Is it possible for residents to help support their town's police force through charitable donations without opening the door for preferential treatment and influence over department policy?
The Atherton City Council, in its recent endorsement of a new nonprofit foundation's plan to raise money for police department programs, appears to believe it is possible, and feasible.
At its June 20 meeting, the council unanimously approved procedures by which the Atherton Police Foundation can donate funds to the police department to support projects and activities and to buy equipment.
The foundation was established last year by residents concerned with diminishing town revenue that has forced spending cutbacks in the town and prompted talk of outsourcing police services.
Foundation board members include former mayor Didi Fisher, former police chief Glenn Nielsen, Herb Lechner, Betsy Glickbarg, Sandy Levison, and Brendan Cullen.
The donations will be based on needs identified by the police department, according to a staff report. The department will create a wish list for services, equipment and materials that are not funded in the town's budget "or cannot be purchased in a timely manner," the report said.
The foundation will forward to the town any donation it decides to make; the town will record it and deposit it in a special account. Donated equipment and materials "will be reviewed on a continuous basis for any sign of misuse, damage and confirmation that equipment is intact and in good working order," according to the approved procedures.
The council must approve donations exceeding $15,000 in value, as well as weapons, vehicles, technology, and items requiring ongoing maintenance.
All purchases made with donated funds will have to conform to the town's new purchasing policies, which include seeking out three price quotes.
Although some residents have voiced concern that donations to the police department could lead to preferential treatment of the donors and other ethical breaches, Mayor Bill Widmer said the town has put safeguards in place that include strict procurement and auditing procedures.
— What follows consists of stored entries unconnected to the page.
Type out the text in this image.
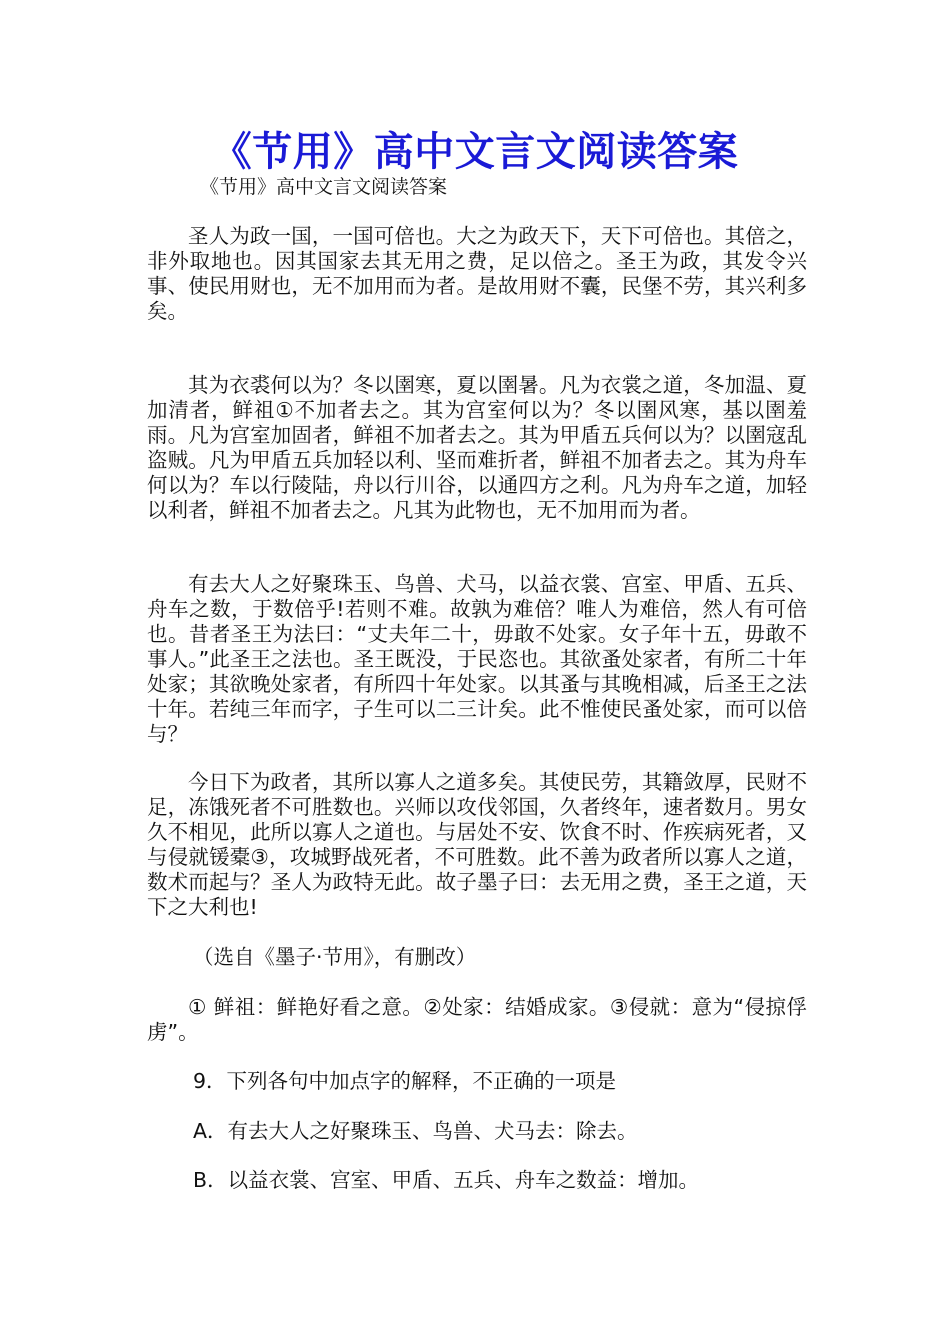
《节用》高中文言文阅读答案

《节用》高中文言文阅读答案

圣人为政一国，一国可倍也。大之为政天下，天下可倍也。其倍之，非外取地也。因其国家去其无用之费，足以倍之。圣王为政，其发令兴事、使民用财也，无不加用而为者。是故用财不囊，民堡不劳，其兴利多矣。

其为衣裘何以为？冬以圉寒，夏以圉暑。凡为衣裳之道，冬加温、夏加清者，鲜祖①不加者去之。其为宫室何以为？冬以圉风寒，基以圉羞雨。凡为宫室加固者，鲜祖不加者去之。其为甲盾五兵何以为？以圉寇乱盗贼。凡为甲盾五兵加轻以利、坚而难折者，鲜祖不加者去之。其为舟车何以为？车以行陵陆，舟以行川谷，以通四方之利。凡为舟车之道，加轻以利者，鲜祖不加者去之。凡其为此物也，无不加用而为者。

有去大人之好聚珠玉、鸟兽、犬马，以益衣裳、宫室、甲盾、五兵、舟车之数，于数倍乎!若则不难。故孰为难倍？唯人为难倍，然人有可倍也。昔者圣王为法曰：“丈夫年二十，毋敢不处家。女子年十五，毋敢不事人。”此圣王之法也。圣王既没，于民恣也。其欲蚤处家者，有所二十年处家；其欲晚处家者，有所四十年处家。以其蚤与其晚相减，后圣王之法十年。若纯三年而字，子生可以二三计矣。此不惟使民蚤处家，而可以倍与？

今日下为政者，其所以寡人之道多矣。其使民劳，其籍敛厚，民财不足，冻饿死者不可胜数也。兴师以攻伐邻国，久者终年，速者数月。男女久不相见，此所以寡人之道也。与居处不安、饮食不时、作疾病死者，又与侵就锾橐③，攻城野战死者，不可胜数。此不善为政者所以寡人之道，数术而起与？圣人为政特无此。故子墨子曰：去无用之费，圣王之道，天下之大利也!

（选自《墨子·节用》，有删改）

① 鲜祖：鲜艳好看之意。②处家：结婚成家。③侵就：意为“侵掠俘虏”。

9．下列各句中加点字的解释，不正确的一项是

A．有去大人之好聚珠玉、鸟兽、犬马去：除去。

B．以益衣裳、宫室、甲盾、五兵、舟车之数益：增加。
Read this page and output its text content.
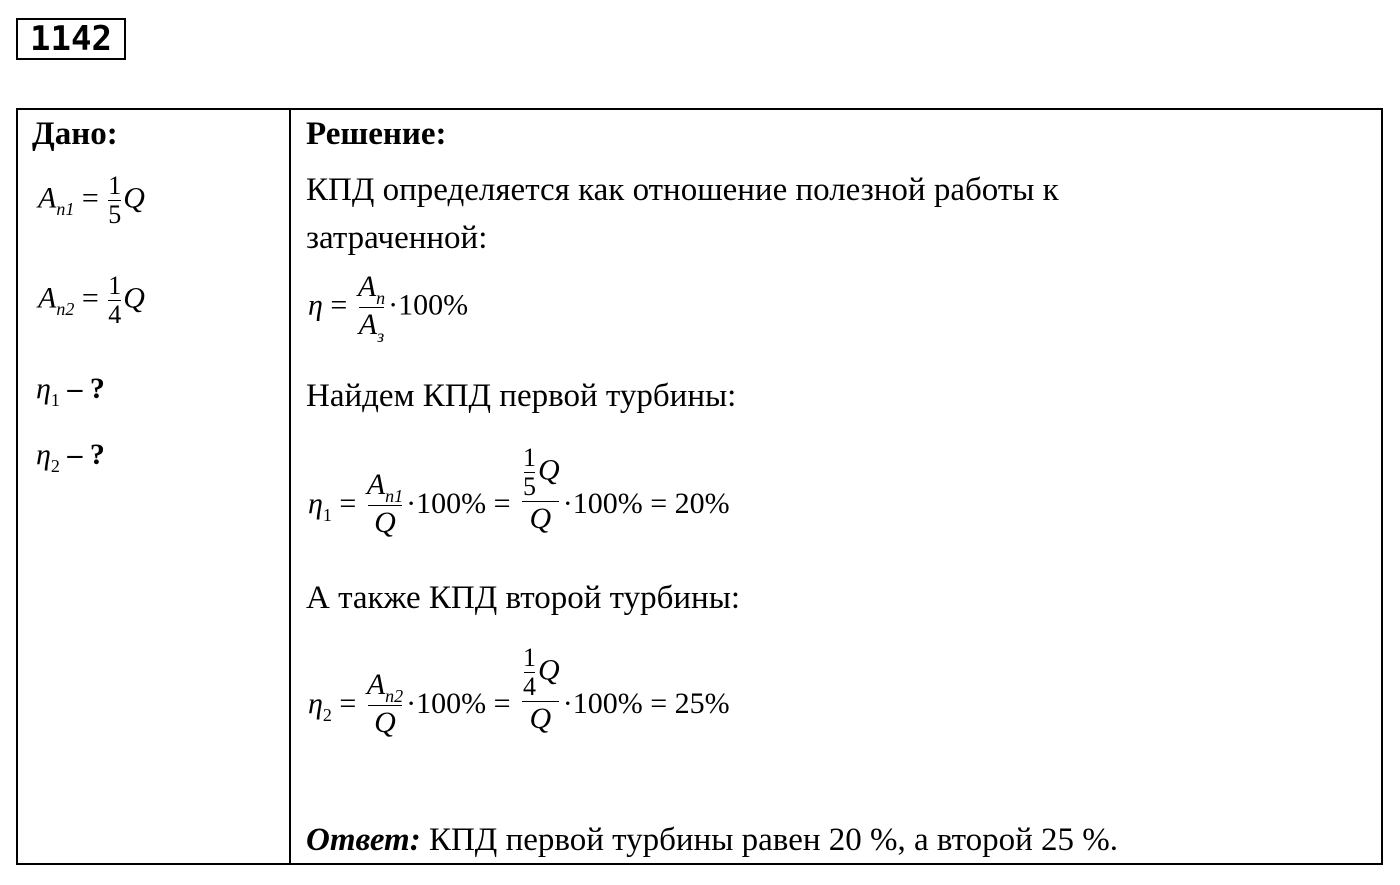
1142
Дано:
$A_{п1} = \frac{1}{5}$ Q
$A_{п2} = \frac{1}{4}$ Q
$\eta_1$ – ?
$\eta_2$ – ?
Решение:
КПД определяется как отношение полезной работы к
затраченной:
$\eta = \frac{A_п}{A_з} \cdot 100\%$
Найдем КПД первой турбины:
$\eta_1 = \frac{A_{п1}}{Q} \cdot 100\% = \frac{\frac{1}{5} Q}{Q} \cdot 100\% = 20\%$
А также КПД второй турбины:
$\eta_2 = \frac{A_{п2}}{Q} \cdot 100\% = \frac{\frac{1}{4} Q}{Q} \cdot 100\% = 25\%$
Ответ: КПД первой турбины равен 20 %, а второй 25 %.
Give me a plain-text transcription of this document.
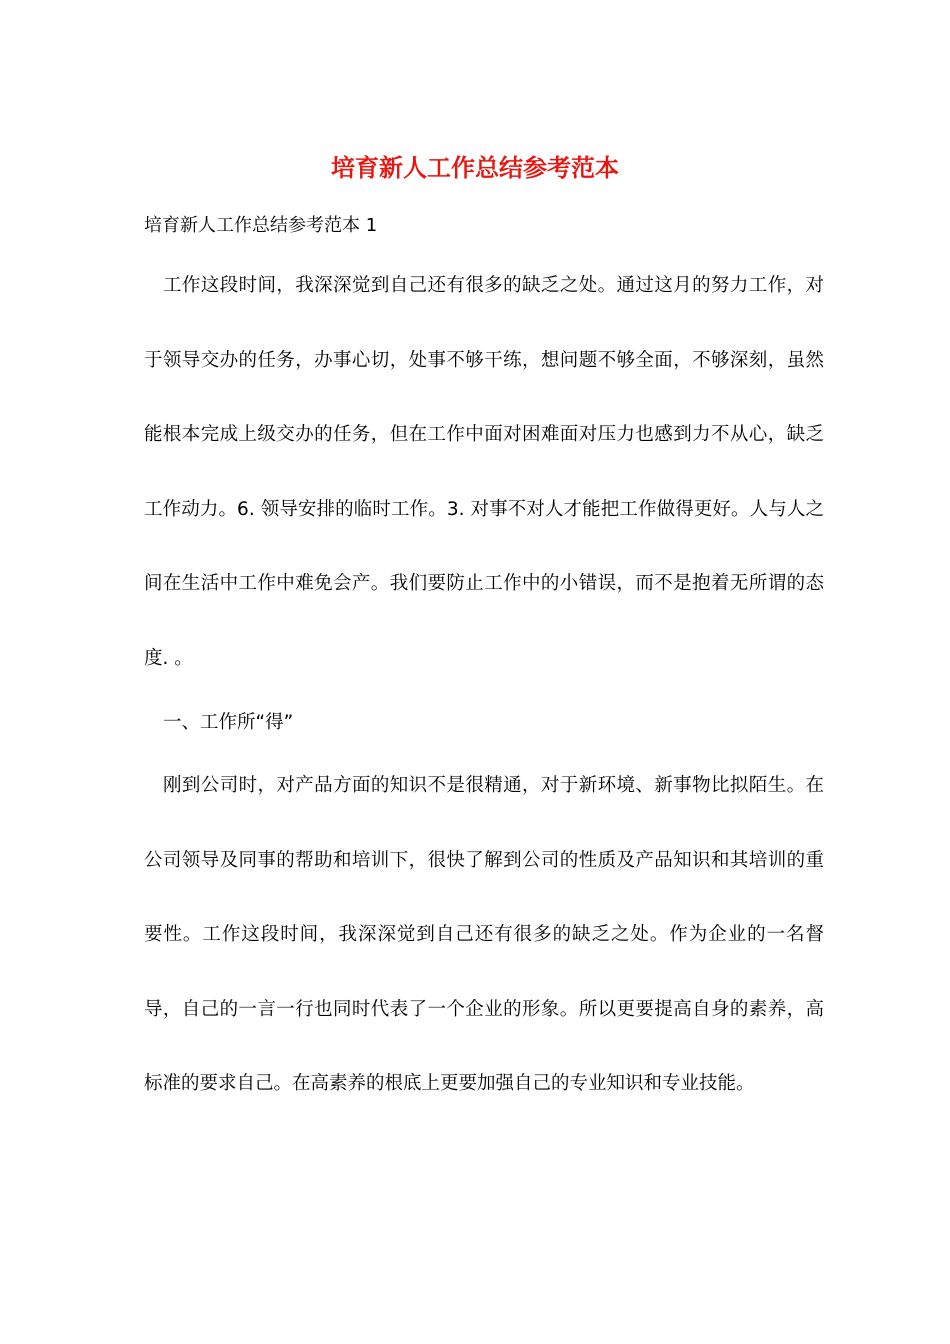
培育新人工作总结参考范本

培育新人工作总结参考范本 1

工作这段时间，我深深觉到自己还有很多的缺乏之处。通过这月的努力工作，对于领导交办的任务，办事心切，处事不够干练，想问题不够全面，不够深刻，虽然能根本完成上级交办的任务，但在工作中面对困难面对压力也感到力不从心，缺乏工作动力。6. 领导安排的临时工作。3. 对事不对人才能把工作做得更好。人与人之间在生活中工作中难免会产。我们要防止工作中的小错误，而不是抱着无所谓的态度. 。

一、工作所“得”

刚到公司时，对产品方面的知识不是很精通，对于新环境、新事物比拟陌生。在公司领导及同事的帮助和培训下，很快了解到公司的性质及产品知识和其培训的重要性。工作这段时间，我深深觉到自己还有很多的缺乏之处。作为企业的一名督导，自己的一言一行也同时代表了一个企业的形象。所以更要提高自身的素养，高标准的要求自己。在高素养的根底上更要加强自己的专业知识和专业技能。
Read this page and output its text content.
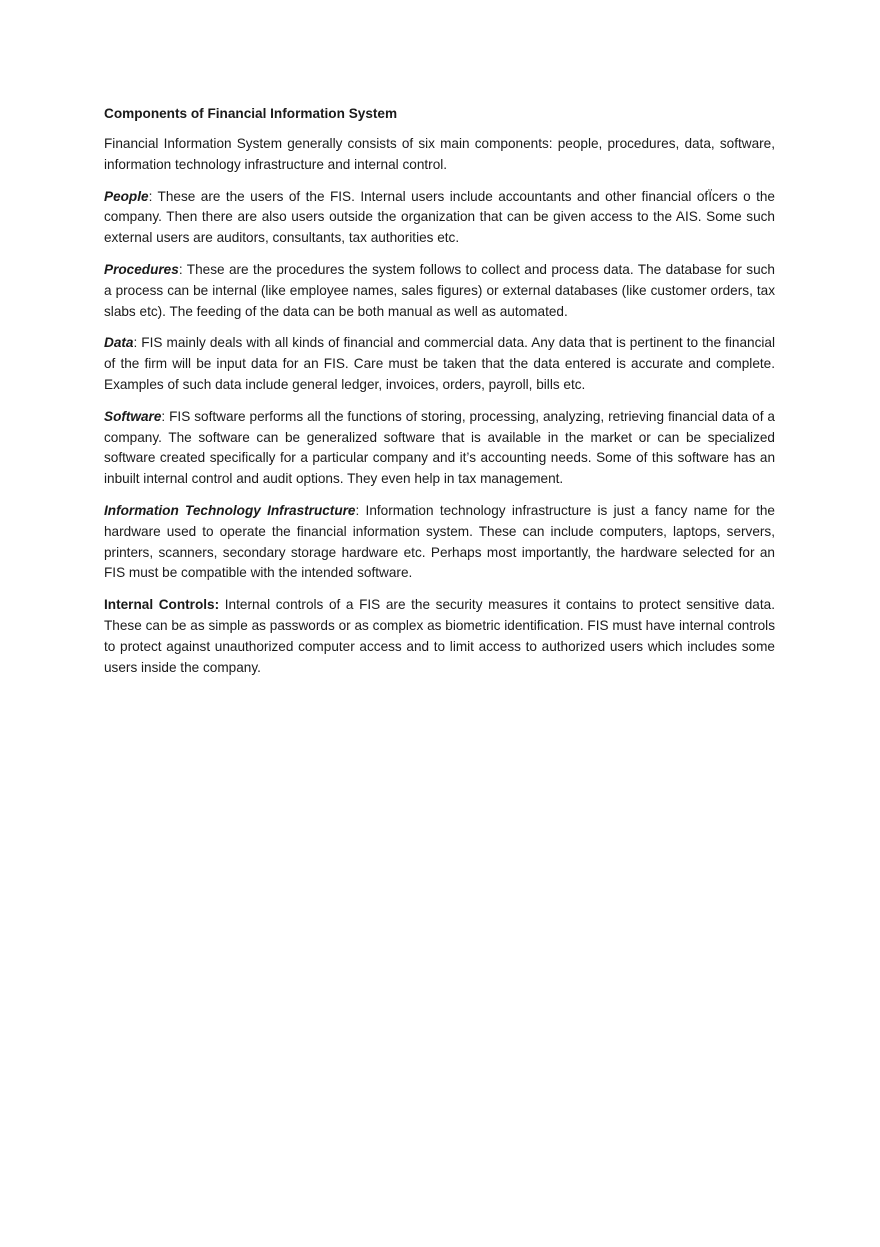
Components of Financial Information System

Financial Information System generally consists of six main components: people, procedures, data, software, information technology infrastructure and internal control.

People: These are the users of the FIS. Internal users include accountants and other financial ofÏcers o the company. Then there are also users outside the organization that can be given access to the AIS. Some such external users are auditors, consultants, tax authorities etc.

Procedures: These are the procedures the system follows to collect and process data. The database for such a process can be internal (like employee names, sales figures) or external databases (like customer orders, tax slabs etc). The feeding of the data can be both manual as well as automated.

Data: FIS mainly deals with all kinds of financial and commercial data. Any data that is pertinent to the financial of the firm will be input data for an FIS. Care must be taken that the data entered is accurate and complete. Examples of such data include general ledger, invoices, orders, payroll, bills etc.

Software: FIS software performs all the functions of storing, processing, analyzing, retrieving financial data of a company. The software can be generalized software that is available in the market or can be specialized software created specifically for a particular company and it’s accounting needs. Some of this software has an inbuilt internal control and audit options. They even help in tax management.

Information Technology Infrastructure: Information technology infrastructure is just a fancy name for the hardware used to operate the financial information system. These can include computers, laptops, servers, printers, scanners, secondary storage hardware etc. Perhaps most importantly, the hardware selected for an FIS must be compatible with the intended software.

Internal Controls: Internal controls of a FIS are the security measures it contains to protect sensitive data. These can be as simple as passwords or as complex as biometric identification. FIS must have internal controls to protect against unauthorized computer access and to limit access to authorized users which includes some users inside the company.
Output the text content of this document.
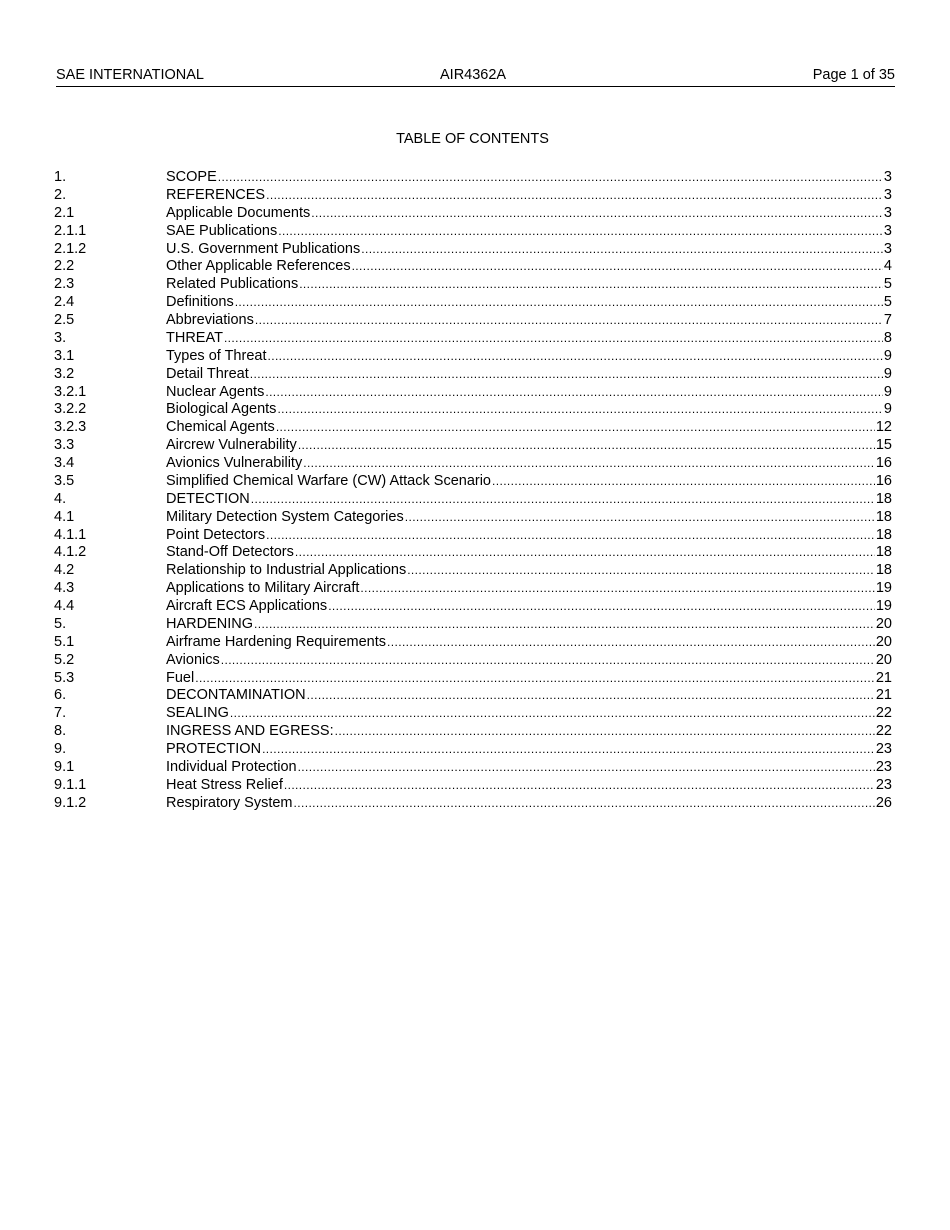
SAE INTERNATIONAL	AIR4362A	Page 1 of 35
TABLE OF CONTENTS
1.	SCOPE .....	3
2.	REFERENCES .....	3
2.1	Applicable Documents .....	3
2.1.1	SAE Publications .....	3
2.1.2	U.S. Government Publications .....	3
2.2	Other Applicable References .....	4
2.3	Related Publications .....	5
2.4	Definitions .....	5
2.5	Abbreviations .....	7
3.	THREAT .....	8
3.1	Types of Threat .....	9
3.2	Detail Threat .....	9
3.2.1	Nuclear Agents .....	9
3.2.2	Biological Agents .....	9
3.2.3	Chemical Agents .....	12
3.3	Aircrew Vulnerability .....	15
3.4	Avionics Vulnerability .....	16
3.5	Simplified Chemical Warfare (CW) Attack Scenario .....	16
4.	DETECTION .....	18
4.1	Military Detection System Categories .....	18
4.1.1	Point Detectors .....	18
4.1.2	Stand-Off Detectors .....	18
4.2	Relationship to Industrial Applications .....	18
4.3	Applications to Military Aircraft .....	19
4.4	Aircraft ECS Applications .....	19
5.	HARDENING .....	20
5.1	Airframe Hardening Requirements .....	20
5.2	Avionics .....	20
5.3	Fuel .....	21
6.	DECONTAMINATION .....	21
7.	SEALING .....	22
8.	INGRESS AND EGRESS: .....	22
9.	PROTECTION .....	23
9.1	Individual Protection .....	23
9.1.1	Heat Stress Relief .....	23
9.1.2	Respiratory System .....	26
During the June 20 meeting, the mayor also asked for, and received, Police Chief Ed Flint's commitment to provide the council with items on the department's wish list.
Policies may not be possible to prevent incidents of preferential treatment, however. "I think you've got to rely on the integrity of the town's employees," Mr. Widmer told the Almanac.
The foundation's funding priorities include education and training, community relations, technology, and equipment, the staff report said. Areas of focus include enhancing law enforcement proficiency and efficiency, increasing officer safety, encouraging community support and understanding, and fostering personnel development and well-being.